Un torrente desafortunado succionó el cuerpo de Star Moon volviéndolo translúcido y voluble como la acuarela. La imagen de la habitación de su abuelo desapareció en su presencia, mezclándose con su propia carne, huesos y sangre púrpura.

Emergió sin elección alguna en un aciago aposento iluminado solo por la combustión de las velas. La visión borrosa de sus ojos se aclaró y pudo distinguir seis llamas que flotaban sobre la cera derretida de seis velas. En el centro, Robert repetía una y otra vez algunas palabras que Star no logró entender. De rodillas, parecía rezar a algún dios sin nombre. Probablemente, si un humano corriente presenciara la acción del chico, se inclinaría a pensar que se trataba de un rito satánico o algo parecido.

Tenía las palmas de las manos colocadas sobre dos pesados libros, y sin levantar la voz, decía una y otra vez esas palabras que retumbaban, amenazantes, en el pecho de Star, justo al lado de la piedra grabada en sus costillas.

Ascendes, togliere, nire bihotza. Odola, assugare mes. Ascendes, togliere, nire bihotza. Odola, assugare mes. Ascendes, togliere, nire bihotza. Odola, assugare mes... —Robert abrió los ojos y alcanzó un cuenco de mineral, hierro y cromo. Seguidamente, con harta seguridad, recorrió su brazo derecho de arriba a abajo utilizando un afilado utensilio del mismo material—. Ascendes, togliere, nire bihotza. Odola, assugare mes. Ascendes, togliere, nire bihotza. Odola, assugare mes... —La sangre comenzó a brotar de la piel del chico, Star no pudo evitar admirar la escena con estupefacción.
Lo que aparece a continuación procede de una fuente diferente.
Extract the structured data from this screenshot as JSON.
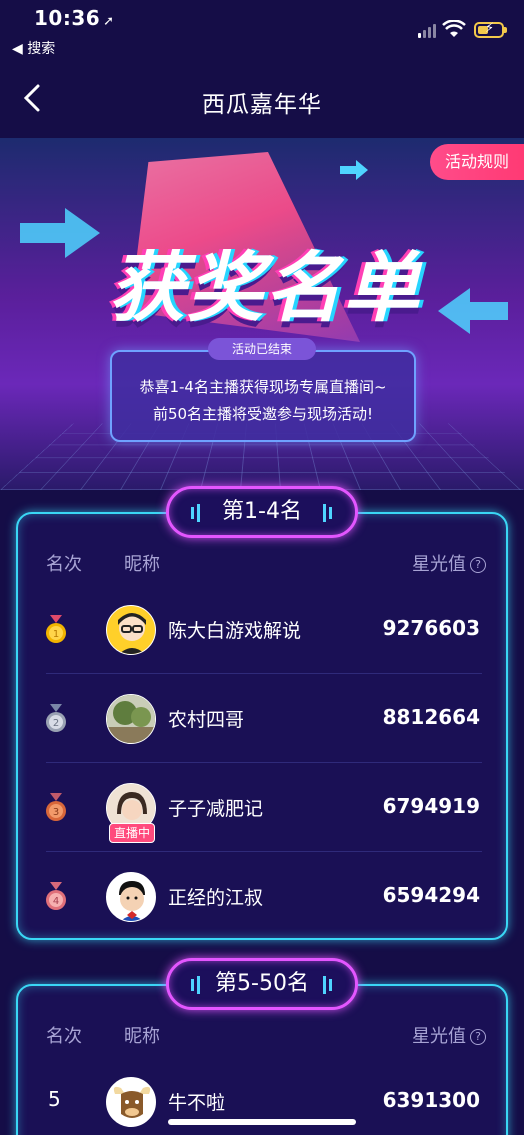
{
  "status_bar": {
    "time": "10:36",
    "back_app": "◀ 搜索"
  },
  "nav": {
    "title": "西瓜嘉年华"
  },
  "banner": {
    "title": "获奖名单",
    "rules_button": "活动规则",
    "status_badge": "活动已结束",
    "notice_line1": "恭喜1-4名主播获得现场专属直播间~",
    "notice_line2": "前50名主播将受邀参与现场活动!"
  },
  "columns": {
    "rank": "名次",
    "nickname": "昵称",
    "score": "星光值"
  },
  "section1": {
    "title": "第1-4名",
    "rows": [
      {
        "rank": "1",
        "name": "陈大白游戏解说",
        "score": "9276603",
        "medal_color": "#f2b400"
      },
      {
        "rank": "2",
        "name": "农村四哥",
        "score": "8812664",
        "medal_color": "#b9bec8"
      },
      {
        "rank": "3",
        "name": "子子减肥记",
        "score": "6794919",
        "medal_color": "#e07a4a",
        "live": "直播中"
      },
      {
        "rank": "4",
        "name": "正经的江叔",
        "score": "6594294",
        "medal_color": "#f08a8a"
      }
    ]
  },
  "section2": {
    "title": "第5-50名",
    "rows": [
      {
        "rank": "5",
        "name": "牛不啦",
        "score": "6391300"
      }
    ]
  }
}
»La sangre que corría por las venas de su abuelo Robert era exactamente igual a la propia: púrpura, recubierta de millones de destellos, como si la vida naciera en ellos. Vio cómo volcaba el líquido en el interior del cuenco, mezclándolo con dos puñados de polvo, que obtuvo de los libros—. Ascendes, togliere, nire bihotza. Odola, assugare mes. Ascendes, togliere, nire bihotza. Odola, assugare mes. Ascendes, togliere, nire bihotza. Odola, assugare mes...

Cuando terminó de aullar el canto, una corriente de aire apagó las luces de las velas, dejando el sótano de la casa Moon totalmente a oscuras. La oscuridad solo duró unos segundos, pues pronto el fuego dibujó las líneas de un círculo imaginario que había formado el mitad Sorgeni, mitad Entherius. Tras aquello, el chico se apresuró a beber de un trago el líquido del cuenco que también ardía con vehemencia.

El brebaje recorrió su garganta como la gangrena. Como si una serpiente descompuesta reptase desde su boca hasta su ombligo, pudriendo cada uno de los rincones de sus entrañas.

Al rasguñar su corazón, los cimientos de la casa Moon comenzaron a temblar desbocados. Después, el tejado se vino abajo. Star levantó los brazos para protegerse del desprendimiento, y al tratar de taparse, se desenrolló de entre las sábanas de la cama de su habitación, en Hammondland.